Specifically, the law prohibits corporations or labor unions from using general treasury funds for broadcast communications that are intended to influence, or have the effect of influencing, the outcome of federal elections. The ban applies 30 days before a primary and 60 days prior to a general election.

Supporters of the measure say it must be enforced in a broad way to capture "sham" issue advertisements that are designed to look like an issue debate rather than a campaign attack ad, but which in fact are designed to undercut a particular candidate's chances of winning an election.

Opponents of BCRA say the federal government has no business censoring discussions of issues, particularly in the days prior to an election. These opponents call BCRA an incumbent protection plan that turns the free-speech guarantees of the First Amendment on their head to silence speech rather than to promote more of it. "The roots of this case ... lie in the right of the people to engage in self-government by employing their First Amendment liberties to amplify their voices," writes James Bopp in his brief to the court on behalf of Wisconsin Right to Life.

When it attempted to place radio and TV ads during the 2004 campaign, Mr. Bopp says, the group was not engaged in electioneering. It was waging a grass-roots lobbying effort to persuade a group of Democrats in the US Senate to abandon their campaign to filibuster President Bush's judicial nominees. "Grassroots lobbying has only a remote and speculative effect on elections," Bopp writes.

In defending the broad, bright-line prohibition in BCRA, Solicitor General Paul Clement says in his brief that corporations are free to air genuine issue ads provided they avoid mentioning any federal candidate by name. He says corporations are also free to air political ads without government restraint if the ad is paid for by political-action committee money rather than funds from the corporation's general treasury.

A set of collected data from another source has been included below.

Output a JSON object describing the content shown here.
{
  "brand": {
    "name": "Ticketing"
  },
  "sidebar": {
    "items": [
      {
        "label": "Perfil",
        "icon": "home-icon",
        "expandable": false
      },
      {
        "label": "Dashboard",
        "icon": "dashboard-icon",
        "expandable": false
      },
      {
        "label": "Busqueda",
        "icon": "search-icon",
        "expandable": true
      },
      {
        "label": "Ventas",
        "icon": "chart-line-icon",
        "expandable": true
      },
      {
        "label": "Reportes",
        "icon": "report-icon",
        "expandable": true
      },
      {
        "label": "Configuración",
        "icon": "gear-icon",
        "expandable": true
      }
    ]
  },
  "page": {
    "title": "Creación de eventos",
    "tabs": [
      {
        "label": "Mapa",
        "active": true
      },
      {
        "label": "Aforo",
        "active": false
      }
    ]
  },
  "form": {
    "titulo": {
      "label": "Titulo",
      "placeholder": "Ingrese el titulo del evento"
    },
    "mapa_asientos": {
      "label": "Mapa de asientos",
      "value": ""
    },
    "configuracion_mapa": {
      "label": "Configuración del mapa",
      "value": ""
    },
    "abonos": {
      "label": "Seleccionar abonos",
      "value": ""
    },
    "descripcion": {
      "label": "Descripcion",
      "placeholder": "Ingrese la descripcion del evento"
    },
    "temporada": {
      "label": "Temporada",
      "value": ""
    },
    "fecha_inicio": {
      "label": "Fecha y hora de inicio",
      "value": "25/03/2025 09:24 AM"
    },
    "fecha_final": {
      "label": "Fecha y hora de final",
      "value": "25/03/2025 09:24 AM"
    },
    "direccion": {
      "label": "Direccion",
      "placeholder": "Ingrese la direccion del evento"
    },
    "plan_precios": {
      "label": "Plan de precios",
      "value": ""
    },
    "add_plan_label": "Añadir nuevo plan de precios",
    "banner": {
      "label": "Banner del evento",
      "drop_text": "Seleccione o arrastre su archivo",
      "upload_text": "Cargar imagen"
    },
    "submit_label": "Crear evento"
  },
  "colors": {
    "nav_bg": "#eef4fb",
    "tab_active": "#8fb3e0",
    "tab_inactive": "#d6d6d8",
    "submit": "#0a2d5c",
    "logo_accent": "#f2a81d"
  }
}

Mr. Clement warns the justices that if they embrace exemptions suggested by Wisconsin Right to Life, those exemptions would authorize the "vast majority" of ads that otherwise would be barred under BCRA. Such a development would "open the door for massive circumvention of BCRA's financing restrictions," Clement says.

Bopp counters that the government's position authorizes a level of censorship so sweeping that perhaps the only appropriate remedy is to declare that section of BCRA unconstitutional.

Although some scholars are urging that action, other analysts say the high court is unlikely to take such a dramatic step.

"What you may see in the campaign-finance cases is similar to abortion cases – a slow erosion of precedents without any punctuated overturning of previous cases," says Mr. Persily. He says that in last week's decision involving so-called partial-birth abortion, rather than overturning the court's existing precedent handed down seven years ago, the court drew distinctions between the two cases. That is, the action eroded the existing precedent without completely overruling it.

The majority of justices may act with similar caution in the campaign-finance cases, analysts say.

"Generally speaking, appointments to the court are not supposed to completely change the meaning of the First Amendment within four years," Persily says. "The more likely course of action is an opening up of an exception to the previous ruling, and that exception may then slowly swallow the rule."

The cases are Federal Election Commission v. Wisconsin Right to Life and McCain v. Wisconsin Right to Life. A decision is expected by late June.